OK so these next two are technically the exact opposite of retro, seeing as they’re both brand new releases and made with modern PCs in mind. But they so effectively embrace old ways of doing things that they fit right in with the classics of yesteryear, offering something familiar without simply copying some famous dead game’s homework.

An encounter with a spider in Skald Against the Black Priory

(Image credit: High North Studios AS)

Skald: Against the Black Priory (2024)

Skald’s an eldritch horror themed RPG that looks a lot like a recently unearthed Commodore 64 adventure, with an interesting battle system that encourages thoughtful positioning and making tactical use of a heavily customised party. The best thing here though, apart from everyone being driven mad by incomprehensible horrors and the presence of grisly sacks of flesh that defy all logic, is the amount of narrative choice on offer. Sometimes this can have immediate (and potentially deadly) consequences or reveal new plot threads, sometimes it is just enough to give me the option to react to a painful memory in my own way—or not eject my lunch all over the floor when I see (or smell) something terrifying.

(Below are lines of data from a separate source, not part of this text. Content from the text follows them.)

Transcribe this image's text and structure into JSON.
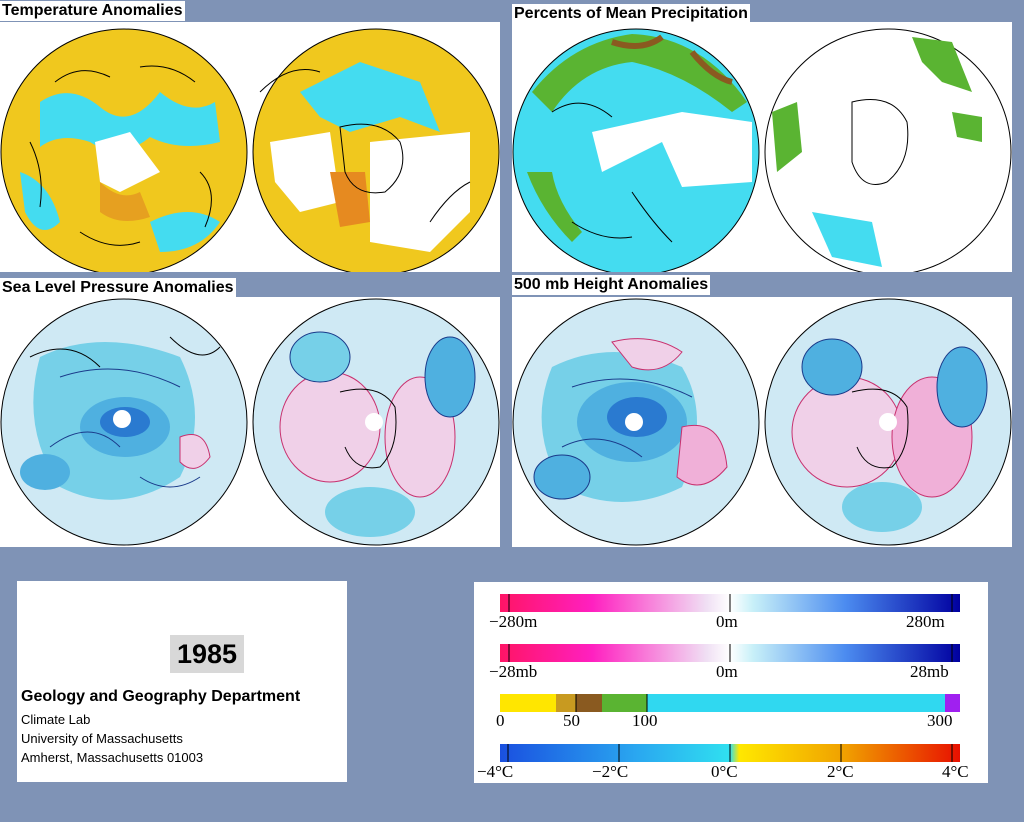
{
  "panels": {
    "temperature": {
      "title": "Temperature Anomalies"
    },
    "precipitation": {
      "title": "Percents of Mean Precipitation"
    },
    "slp": {
      "title": "Sea Level Pressure Anomalies"
    },
    "height500": {
      "title": "500 mb Height Anomalies"
    }
  },
  "info": {
    "year": "1985",
    "department": "Geology and Geography Department",
    "lines": [
      "Climate Lab",
      "University of Massachusetts",
      "Amherst, Massachusetts 01003"
    ]
  },
  "legend": {
    "height": {
      "labels": [
        "−280m",
        "0m",
        "280m"
      ]
    },
    "pressure": {
      "labels": [
        "−28mb",
        "0m",
        "28mb"
      ]
    },
    "precip": {
      "labels": [
        "0",
        "50",
        "100",
        "300"
      ]
    },
    "temp": {
      "labels": [
        "−4°C",
        "−2°C",
        "0°C",
        "2°C",
        "4°C"
      ]
    }
  },
  "colors": {
    "background": "#7f93b6",
    "negative_height": "#1a1adc",
    "positive_height": "#ff1493",
    "dry": "#ffe600",
    "wet": "#1ec8f0",
    "very_wet": "#a020f0",
    "cold": "#1e64dc",
    "warm": "#e81e00"
  }
}
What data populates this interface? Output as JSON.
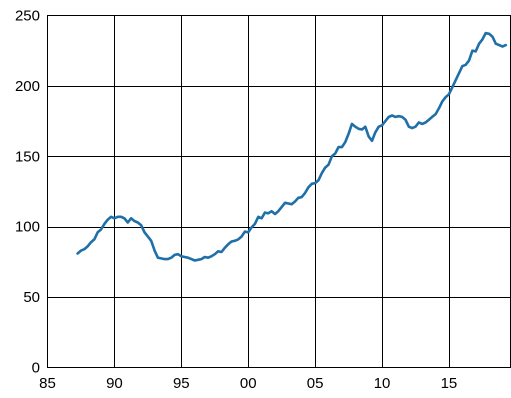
{
  "colors": {
    "series": "#1f6fa8",
    "grid": "#000000",
    "background": "#ffffff"
  },
  "chart_data": {
    "type": "line",
    "title": "",
    "xlabel": "",
    "ylabel": "",
    "xlim": [
      1985,
      2019.6
    ],
    "ylim": [
      0,
      250
    ],
    "xticks": [
      1985,
      1990,
      1995,
      2000,
      2005,
      2010,
      2015
    ],
    "xtick_labels": [
      "85",
      "90",
      "95",
      "00",
      "05",
      "10",
      "15"
    ],
    "yticks": [
      0,
      50,
      100,
      150,
      200,
      250
    ],
    "ytick_labels": [
      "0",
      "50",
      "100",
      "150",
      "200",
      "250"
    ],
    "grid": true,
    "legend": "none",
    "series": [
      {
        "x": [
          1987.25,
          1987.5,
          1987.75,
          1988.0,
          1988.25,
          1988.5,
          1988.75,
          1989.0,
          1989.25,
          1989.5,
          1989.75,
          1990.0,
          1990.25,
          1990.5,
          1990.75,
          1991.0,
          1991.25,
          1991.5,
          1991.75,
          1992.0,
          1992.25,
          1992.5,
          1992.75,
          1993.0,
          1993.25,
          1993.5,
          1993.75,
          1994.0,
          1994.25,
          1994.5,
          1994.75,
          1995.0,
          1995.25,
          1995.5,
          1995.75,
          1996.0,
          1996.25,
          1996.5,
          1996.75,
          1997.0,
          1997.25,
          1997.5,
          1997.75,
          1998.0,
          1998.25,
          1998.5,
          1998.75,
          1999.0,
          1999.25,
          1999.5,
          1999.75,
          2000.0,
          2000.25,
          2000.5,
          2000.75,
          2001.0,
          2001.25,
          2001.5,
          2001.75,
          2002.0,
          2002.25,
          2002.5,
          2002.75,
          2003.0,
          2003.25,
          2003.5,
          2003.75,
          2004.0,
          2004.25,
          2004.5,
          2004.75,
          2005.0,
          2005.25,
          2005.5,
          2005.75,
          2006.0,
          2006.25,
          2006.5,
          2006.75,
          2007.0,
          2007.25,
          2007.5,
          2007.75,
          2008.0,
          2008.25,
          2008.5,
          2008.75,
          2009.0,
          2009.25,
          2009.5,
          2009.75,
          2010.0,
          2010.25,
          2010.5,
          2010.75,
          2011.0,
          2011.25,
          2011.5,
          2011.75,
          2012.0,
          2012.25,
          2012.5,
          2012.75,
          2013.0,
          2013.25,
          2013.5,
          2013.75,
          2014.0,
          2014.25,
          2014.5,
          2014.75,
          2015.0,
          2015.25,
          2015.5,
          2015.75,
          2016.0,
          2016.25,
          2016.5,
          2016.75,
          2017.0,
          2017.25,
          2017.5,
          2017.75,
          2018.0,
          2018.25,
          2018.5,
          2018.75,
          2019.0,
          2019.25
        ],
        "values": [
          81,
          83,
          84,
          86,
          89,
          91,
          96,
          98,
          102,
          105,
          107,
          106,
          107,
          107,
          106,
          103,
          106,
          104,
          103,
          101,
          96,
          93,
          90,
          83,
          78,
          77.5,
          77,
          77,
          78,
          80,
          80.5,
          79,
          78.5,
          78,
          77,
          76,
          76.5,
          77,
          78.5,
          78,
          79,
          80.5,
          82.5,
          82,
          85,
          87.5,
          89.5,
          90,
          91,
          93,
          96.5,
          96,
          99.5,
          102,
          107,
          106,
          110,
          109.5,
          111,
          109,
          111,
          114,
          117,
          116.5,
          116,
          118,
          120.5,
          121,
          124,
          128,
          130.5,
          131,
          133,
          138,
          142,
          144,
          150,
          152,
          156.5,
          156.5,
          160,
          166,
          173,
          171,
          169.5,
          169,
          171,
          164,
          161,
          167,
          171,
          172,
          175,
          178,
          179,
          178,
          178.5,
          178,
          176,
          171,
          170,
          171,
          174,
          173,
          174,
          176,
          178,
          180,
          184,
          189,
          192,
          194,
          199,
          204,
          209,
          214,
          215,
          218,
          225,
          224.5,
          230,
          233,
          237.5,
          237,
          235,
          230,
          229,
          228,
          229
        ]
      }
    ]
  }
}
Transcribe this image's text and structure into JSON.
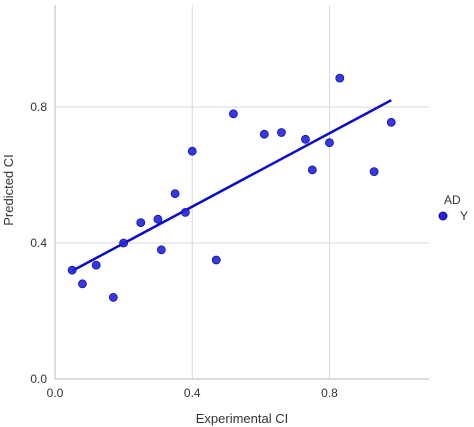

A fighter shoots and dodges attacks from enemy ships

(Image credit: Shigatake Games)

Alternatively: Devil Blade Reboot (2024)

This Japanese indie game looks and plays like a lost Saturn shmup, possessing the perfect mix of crunchy pixel art and ’90s arcade-style visual flexing. Everything’s explosions and bright blue lasers and gigantic slabs of metal. And like all the best Saturn shmups it can be enjoyed as a simple bit of fun or played and replayed until your thumbs hurt, every second of every stage bursting with points-scoring opportunities.